Chesterton paused, in an ecstasy of joyful reflection on the quotation he had just shared. Then suddenly he ejaculated, “even that which you consider inconvenient is simply an adventure wrongly considered!”
“I guess I never thought of it that way,” I stammered. “But still, I would like to have a real adventure like those in the books I’ve been reading.”
“My friend,” he said, adopting a tone of patience, “you are living in an adventure. Let the imaginative fiction you read awaken within you the elemental sense of wonder you had when you were young. When you were young you did not need fairy tales because mere life was interesting enough. Golden apples in the stories should refresh the forgotten moment when you delighted to find they were green. In the tales rivers run with wine only to help you remember, for one wild moment, the extraordinary fact that they run with water.”

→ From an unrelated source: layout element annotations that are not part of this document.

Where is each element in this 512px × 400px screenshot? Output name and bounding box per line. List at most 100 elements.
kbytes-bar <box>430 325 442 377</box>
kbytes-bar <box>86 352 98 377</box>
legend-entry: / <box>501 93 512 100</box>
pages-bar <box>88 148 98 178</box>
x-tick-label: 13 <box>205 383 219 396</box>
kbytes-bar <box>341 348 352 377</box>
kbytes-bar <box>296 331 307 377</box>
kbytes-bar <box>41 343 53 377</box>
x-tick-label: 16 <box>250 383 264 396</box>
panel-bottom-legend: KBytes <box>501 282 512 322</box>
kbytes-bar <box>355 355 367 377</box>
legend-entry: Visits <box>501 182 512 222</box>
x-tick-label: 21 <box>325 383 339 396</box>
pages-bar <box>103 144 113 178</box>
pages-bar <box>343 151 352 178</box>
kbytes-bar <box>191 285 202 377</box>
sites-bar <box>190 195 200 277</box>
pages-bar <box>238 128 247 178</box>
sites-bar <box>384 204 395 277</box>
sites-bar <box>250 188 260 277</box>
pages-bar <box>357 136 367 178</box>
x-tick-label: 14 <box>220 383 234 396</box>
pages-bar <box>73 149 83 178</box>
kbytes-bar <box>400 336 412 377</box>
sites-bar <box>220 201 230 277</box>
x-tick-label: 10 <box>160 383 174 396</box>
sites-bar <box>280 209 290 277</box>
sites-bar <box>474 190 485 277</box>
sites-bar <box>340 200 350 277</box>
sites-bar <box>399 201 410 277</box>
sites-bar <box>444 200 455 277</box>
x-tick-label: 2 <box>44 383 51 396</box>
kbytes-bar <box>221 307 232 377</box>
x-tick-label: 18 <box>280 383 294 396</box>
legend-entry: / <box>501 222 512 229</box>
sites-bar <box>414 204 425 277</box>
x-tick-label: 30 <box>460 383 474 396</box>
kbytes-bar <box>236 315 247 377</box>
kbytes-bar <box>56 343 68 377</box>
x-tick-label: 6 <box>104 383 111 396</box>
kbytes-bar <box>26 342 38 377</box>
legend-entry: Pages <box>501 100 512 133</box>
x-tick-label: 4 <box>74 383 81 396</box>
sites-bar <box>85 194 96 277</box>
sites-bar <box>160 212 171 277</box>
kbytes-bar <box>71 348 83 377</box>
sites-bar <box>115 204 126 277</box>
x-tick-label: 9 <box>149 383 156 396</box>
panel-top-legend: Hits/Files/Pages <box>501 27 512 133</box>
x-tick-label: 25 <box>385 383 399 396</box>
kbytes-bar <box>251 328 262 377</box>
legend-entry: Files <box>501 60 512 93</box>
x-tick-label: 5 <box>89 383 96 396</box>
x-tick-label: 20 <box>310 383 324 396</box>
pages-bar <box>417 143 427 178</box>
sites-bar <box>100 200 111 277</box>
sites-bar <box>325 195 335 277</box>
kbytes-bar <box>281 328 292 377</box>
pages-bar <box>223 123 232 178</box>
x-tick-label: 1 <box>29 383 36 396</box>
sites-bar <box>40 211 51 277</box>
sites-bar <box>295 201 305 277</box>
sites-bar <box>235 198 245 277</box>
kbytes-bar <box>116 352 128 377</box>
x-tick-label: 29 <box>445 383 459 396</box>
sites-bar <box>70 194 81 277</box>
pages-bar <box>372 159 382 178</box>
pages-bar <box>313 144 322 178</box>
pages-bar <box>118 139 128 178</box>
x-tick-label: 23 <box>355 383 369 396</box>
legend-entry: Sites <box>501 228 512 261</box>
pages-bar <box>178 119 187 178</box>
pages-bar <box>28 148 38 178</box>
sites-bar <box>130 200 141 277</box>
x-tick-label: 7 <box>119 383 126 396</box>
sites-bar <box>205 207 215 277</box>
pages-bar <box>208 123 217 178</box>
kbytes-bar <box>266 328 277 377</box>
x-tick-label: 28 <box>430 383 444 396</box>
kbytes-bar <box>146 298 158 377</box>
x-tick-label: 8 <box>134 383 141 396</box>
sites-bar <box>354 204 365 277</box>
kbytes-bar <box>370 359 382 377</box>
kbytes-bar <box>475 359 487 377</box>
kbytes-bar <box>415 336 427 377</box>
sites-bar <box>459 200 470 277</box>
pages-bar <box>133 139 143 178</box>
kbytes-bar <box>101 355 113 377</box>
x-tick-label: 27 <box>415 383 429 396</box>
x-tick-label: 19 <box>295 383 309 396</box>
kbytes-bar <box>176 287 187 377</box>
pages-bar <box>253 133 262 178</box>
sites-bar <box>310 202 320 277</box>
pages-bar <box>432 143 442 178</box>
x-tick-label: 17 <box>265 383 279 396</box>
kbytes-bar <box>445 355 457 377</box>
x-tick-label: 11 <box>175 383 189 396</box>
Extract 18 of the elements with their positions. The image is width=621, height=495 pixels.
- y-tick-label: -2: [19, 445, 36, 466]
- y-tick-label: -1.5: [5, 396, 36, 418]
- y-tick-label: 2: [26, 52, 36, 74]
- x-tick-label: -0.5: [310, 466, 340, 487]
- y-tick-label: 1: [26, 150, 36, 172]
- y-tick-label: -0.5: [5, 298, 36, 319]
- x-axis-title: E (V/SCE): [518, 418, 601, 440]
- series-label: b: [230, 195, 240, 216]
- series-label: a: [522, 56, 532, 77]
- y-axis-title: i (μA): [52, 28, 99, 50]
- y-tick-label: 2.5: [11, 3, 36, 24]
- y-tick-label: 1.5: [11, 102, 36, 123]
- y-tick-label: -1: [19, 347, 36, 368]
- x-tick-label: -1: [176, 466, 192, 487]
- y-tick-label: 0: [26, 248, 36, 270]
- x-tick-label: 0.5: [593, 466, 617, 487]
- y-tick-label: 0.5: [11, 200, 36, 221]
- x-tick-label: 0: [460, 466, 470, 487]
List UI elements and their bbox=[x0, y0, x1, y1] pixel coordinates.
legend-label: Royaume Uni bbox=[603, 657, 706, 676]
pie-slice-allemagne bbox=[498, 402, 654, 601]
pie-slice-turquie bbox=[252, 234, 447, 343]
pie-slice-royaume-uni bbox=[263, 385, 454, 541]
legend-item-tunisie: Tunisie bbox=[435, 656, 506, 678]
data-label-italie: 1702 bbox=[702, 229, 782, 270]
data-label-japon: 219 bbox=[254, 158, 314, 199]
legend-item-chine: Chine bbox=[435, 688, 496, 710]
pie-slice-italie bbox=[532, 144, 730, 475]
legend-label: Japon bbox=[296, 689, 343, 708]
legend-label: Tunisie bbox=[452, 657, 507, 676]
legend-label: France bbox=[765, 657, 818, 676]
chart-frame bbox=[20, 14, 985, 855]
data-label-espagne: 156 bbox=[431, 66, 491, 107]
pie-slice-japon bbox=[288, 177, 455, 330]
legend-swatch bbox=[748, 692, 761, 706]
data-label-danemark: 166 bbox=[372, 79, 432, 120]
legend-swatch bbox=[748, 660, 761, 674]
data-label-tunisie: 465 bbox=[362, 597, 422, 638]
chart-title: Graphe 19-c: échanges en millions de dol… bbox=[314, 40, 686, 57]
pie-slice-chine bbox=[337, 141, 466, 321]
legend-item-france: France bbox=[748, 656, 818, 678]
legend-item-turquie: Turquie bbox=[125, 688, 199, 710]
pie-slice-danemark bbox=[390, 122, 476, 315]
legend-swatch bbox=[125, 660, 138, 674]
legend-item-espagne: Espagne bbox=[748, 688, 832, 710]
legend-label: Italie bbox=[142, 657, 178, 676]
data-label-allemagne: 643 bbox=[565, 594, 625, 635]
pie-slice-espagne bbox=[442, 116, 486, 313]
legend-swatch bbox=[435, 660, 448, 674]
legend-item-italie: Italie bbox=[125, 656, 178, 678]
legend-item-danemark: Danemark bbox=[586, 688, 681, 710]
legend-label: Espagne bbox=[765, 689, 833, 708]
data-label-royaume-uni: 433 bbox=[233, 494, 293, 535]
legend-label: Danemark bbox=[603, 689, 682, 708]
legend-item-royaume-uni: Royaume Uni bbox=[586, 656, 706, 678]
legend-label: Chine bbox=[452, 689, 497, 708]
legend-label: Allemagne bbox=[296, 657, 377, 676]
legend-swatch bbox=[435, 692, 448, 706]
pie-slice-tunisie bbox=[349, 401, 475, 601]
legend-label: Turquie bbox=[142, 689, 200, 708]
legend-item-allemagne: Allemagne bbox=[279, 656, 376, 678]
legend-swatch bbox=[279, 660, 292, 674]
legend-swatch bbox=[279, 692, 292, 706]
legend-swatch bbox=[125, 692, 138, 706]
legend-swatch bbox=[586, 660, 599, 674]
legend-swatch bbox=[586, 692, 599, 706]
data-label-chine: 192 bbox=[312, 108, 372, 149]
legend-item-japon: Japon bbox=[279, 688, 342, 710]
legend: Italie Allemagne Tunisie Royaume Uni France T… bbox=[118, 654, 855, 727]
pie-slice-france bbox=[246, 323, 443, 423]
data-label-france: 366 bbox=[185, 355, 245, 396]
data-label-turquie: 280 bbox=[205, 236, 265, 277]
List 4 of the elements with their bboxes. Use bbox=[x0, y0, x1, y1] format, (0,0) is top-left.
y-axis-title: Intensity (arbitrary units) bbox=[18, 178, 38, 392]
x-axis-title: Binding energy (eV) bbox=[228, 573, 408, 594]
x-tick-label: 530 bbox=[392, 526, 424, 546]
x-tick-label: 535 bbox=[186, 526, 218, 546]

After a pause he exclaimed, “Read Alexander Schmemann. You’ll find everything you need to know in the there.”
I thought for a minute, supposing Chesterton was referring to Schmemann’s classic work on the sacramental imagination, For the Life of the World.
Then suddenly I realized that I had been having this entire conversation laying down in the back seat of my truck. How rude of me. I moved to sit up in order properly to face my guest, but as I did so it felt like I was waking from a dream. I blinked a few times and then saw that I was alone. Where had Chesterton gone?
I would have been tempted to dismiss this entire episode as a dream, were it not for the faint wisp of cigar smoke that still hung about my truck, a tangible reminder of my visitor. Or maybe it was just the smoke from the local wildfires.